Apologize for YOU

July 27, 2011
Most people ‘cross the sensitive line’ of empathy, and compassion for others, not realizing or actualizing awareness of behaviors that make another unnecessarily uncomfortable. Unconscious people have infinite aspects of themselves that are not ‘self accounted’ for. Conscious people on the other hand, generally read into their actions that involve others with sensitivity, and have little interaction among themselves that’s not loving. Unconsciousness is rarely taking responsibility for habits and behaviors that may affect others who are too polite too say anything for sensible fear of harming a relationship.

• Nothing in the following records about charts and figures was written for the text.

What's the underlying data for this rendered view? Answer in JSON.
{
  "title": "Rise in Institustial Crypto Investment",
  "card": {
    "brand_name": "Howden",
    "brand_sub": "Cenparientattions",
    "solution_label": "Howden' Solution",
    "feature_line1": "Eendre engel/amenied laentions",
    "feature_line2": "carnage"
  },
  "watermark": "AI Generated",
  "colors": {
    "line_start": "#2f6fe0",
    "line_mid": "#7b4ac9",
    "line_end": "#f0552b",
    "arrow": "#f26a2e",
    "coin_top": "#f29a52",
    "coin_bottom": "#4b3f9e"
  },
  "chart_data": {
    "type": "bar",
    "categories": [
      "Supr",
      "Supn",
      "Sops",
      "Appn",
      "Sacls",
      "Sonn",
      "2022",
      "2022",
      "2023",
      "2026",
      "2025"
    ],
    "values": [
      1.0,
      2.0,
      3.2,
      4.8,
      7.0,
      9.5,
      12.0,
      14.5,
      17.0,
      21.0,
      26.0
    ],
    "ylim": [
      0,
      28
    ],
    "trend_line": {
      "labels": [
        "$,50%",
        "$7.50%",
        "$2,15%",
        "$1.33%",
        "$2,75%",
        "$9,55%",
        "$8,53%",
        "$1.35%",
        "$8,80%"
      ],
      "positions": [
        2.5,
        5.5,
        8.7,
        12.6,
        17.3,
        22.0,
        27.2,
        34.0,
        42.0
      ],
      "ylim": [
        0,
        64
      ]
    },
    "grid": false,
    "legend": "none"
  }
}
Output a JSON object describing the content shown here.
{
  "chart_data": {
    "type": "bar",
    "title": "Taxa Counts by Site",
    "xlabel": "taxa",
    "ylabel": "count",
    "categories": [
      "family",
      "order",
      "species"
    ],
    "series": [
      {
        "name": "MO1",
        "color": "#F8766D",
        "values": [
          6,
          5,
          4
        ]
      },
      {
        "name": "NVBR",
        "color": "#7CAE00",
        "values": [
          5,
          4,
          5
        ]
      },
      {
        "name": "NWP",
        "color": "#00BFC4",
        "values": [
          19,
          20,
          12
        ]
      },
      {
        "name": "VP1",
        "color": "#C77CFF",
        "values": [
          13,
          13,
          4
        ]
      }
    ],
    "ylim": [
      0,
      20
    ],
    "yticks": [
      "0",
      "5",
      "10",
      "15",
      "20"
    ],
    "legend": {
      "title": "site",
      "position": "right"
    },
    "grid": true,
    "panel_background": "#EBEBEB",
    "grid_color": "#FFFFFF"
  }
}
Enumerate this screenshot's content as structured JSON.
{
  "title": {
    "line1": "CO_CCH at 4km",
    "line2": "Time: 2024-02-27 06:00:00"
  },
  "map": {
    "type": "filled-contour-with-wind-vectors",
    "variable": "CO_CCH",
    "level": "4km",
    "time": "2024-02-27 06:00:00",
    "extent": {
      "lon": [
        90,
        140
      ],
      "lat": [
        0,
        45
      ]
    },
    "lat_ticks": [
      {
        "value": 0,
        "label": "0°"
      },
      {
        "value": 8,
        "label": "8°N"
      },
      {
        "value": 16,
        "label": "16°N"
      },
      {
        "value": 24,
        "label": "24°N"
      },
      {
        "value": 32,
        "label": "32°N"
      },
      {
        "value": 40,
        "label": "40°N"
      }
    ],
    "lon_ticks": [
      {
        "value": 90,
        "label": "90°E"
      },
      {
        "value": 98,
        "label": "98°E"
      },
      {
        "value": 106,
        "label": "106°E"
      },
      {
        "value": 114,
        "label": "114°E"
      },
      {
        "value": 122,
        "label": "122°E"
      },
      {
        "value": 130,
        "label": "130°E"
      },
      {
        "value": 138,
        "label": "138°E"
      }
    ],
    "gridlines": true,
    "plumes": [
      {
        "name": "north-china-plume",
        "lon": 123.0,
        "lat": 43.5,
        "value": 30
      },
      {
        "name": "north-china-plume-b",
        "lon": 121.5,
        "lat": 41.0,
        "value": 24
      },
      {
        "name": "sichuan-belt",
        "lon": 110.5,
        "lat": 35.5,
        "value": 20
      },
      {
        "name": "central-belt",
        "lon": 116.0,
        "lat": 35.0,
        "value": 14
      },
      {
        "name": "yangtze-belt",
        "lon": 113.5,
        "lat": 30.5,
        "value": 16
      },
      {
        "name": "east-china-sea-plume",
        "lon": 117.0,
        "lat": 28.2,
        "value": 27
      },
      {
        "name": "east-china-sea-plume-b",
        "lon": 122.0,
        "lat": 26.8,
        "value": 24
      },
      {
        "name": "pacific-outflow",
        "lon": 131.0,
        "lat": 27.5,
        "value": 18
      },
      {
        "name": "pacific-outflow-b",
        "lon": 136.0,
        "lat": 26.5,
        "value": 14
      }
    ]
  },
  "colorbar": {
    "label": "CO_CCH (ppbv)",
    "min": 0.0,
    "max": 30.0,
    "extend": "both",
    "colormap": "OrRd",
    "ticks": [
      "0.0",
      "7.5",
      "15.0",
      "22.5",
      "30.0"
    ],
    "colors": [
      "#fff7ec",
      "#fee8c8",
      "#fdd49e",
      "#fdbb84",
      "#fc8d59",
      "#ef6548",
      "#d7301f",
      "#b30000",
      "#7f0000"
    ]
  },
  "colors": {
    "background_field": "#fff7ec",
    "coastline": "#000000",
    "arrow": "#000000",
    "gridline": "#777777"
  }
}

In my meditation center, I have two opposite types as examples. One is a very pretty, tall drama queen who grew up alone in a disfunctional situation moving from father to mother back and forth with neither being ‘sensitive’ to her needs. She’s very bright, obviously ‘wounded’ even though it’s mostly hidden. ‘Drama queen’ is generally ‘high maintenance’, but is willing to learn, needing hints of things overlooked in a skillful manner. She frequently acknowledges or apologizes for her occasional lack of empathy.

The other case is a middle aged courteous guy who is always cleaning. It took a while to recognize that he has OCD, or Obsessive-compulsory disorder that shows up in over cleaning everything. Now that’s a desirable quality – to a point. When he insists that others follow suit, and then gets upset if he is told to relax his request a bit, it enters a  realm where he needs to apologize, and at the same time not hold a judgment against others for pointing out his obsession. In any case where others are involved, it’s always sensitive to clarify without reaction whether the other is ok and not offended.

Being a bit humble, seeing, and apologizing for ‘questionable habits’ with no malice toward the ‘victim’ is to show empathy, and compassion that hopefully will lead to correcting the behavior. Most come from childhoods that have somewhat created a disfunction showing up in adult behavior later that should be worked out for harmonious relationships. Never be oblivious to who you are, and how you seem to others, particularly the more conscious. The ‘spiritual’ can never be fully experienced with limiting behavioral habits that aren’t acknowledged, and tempered for others. Know yourself, and you will know others, and there will be no need to apologize.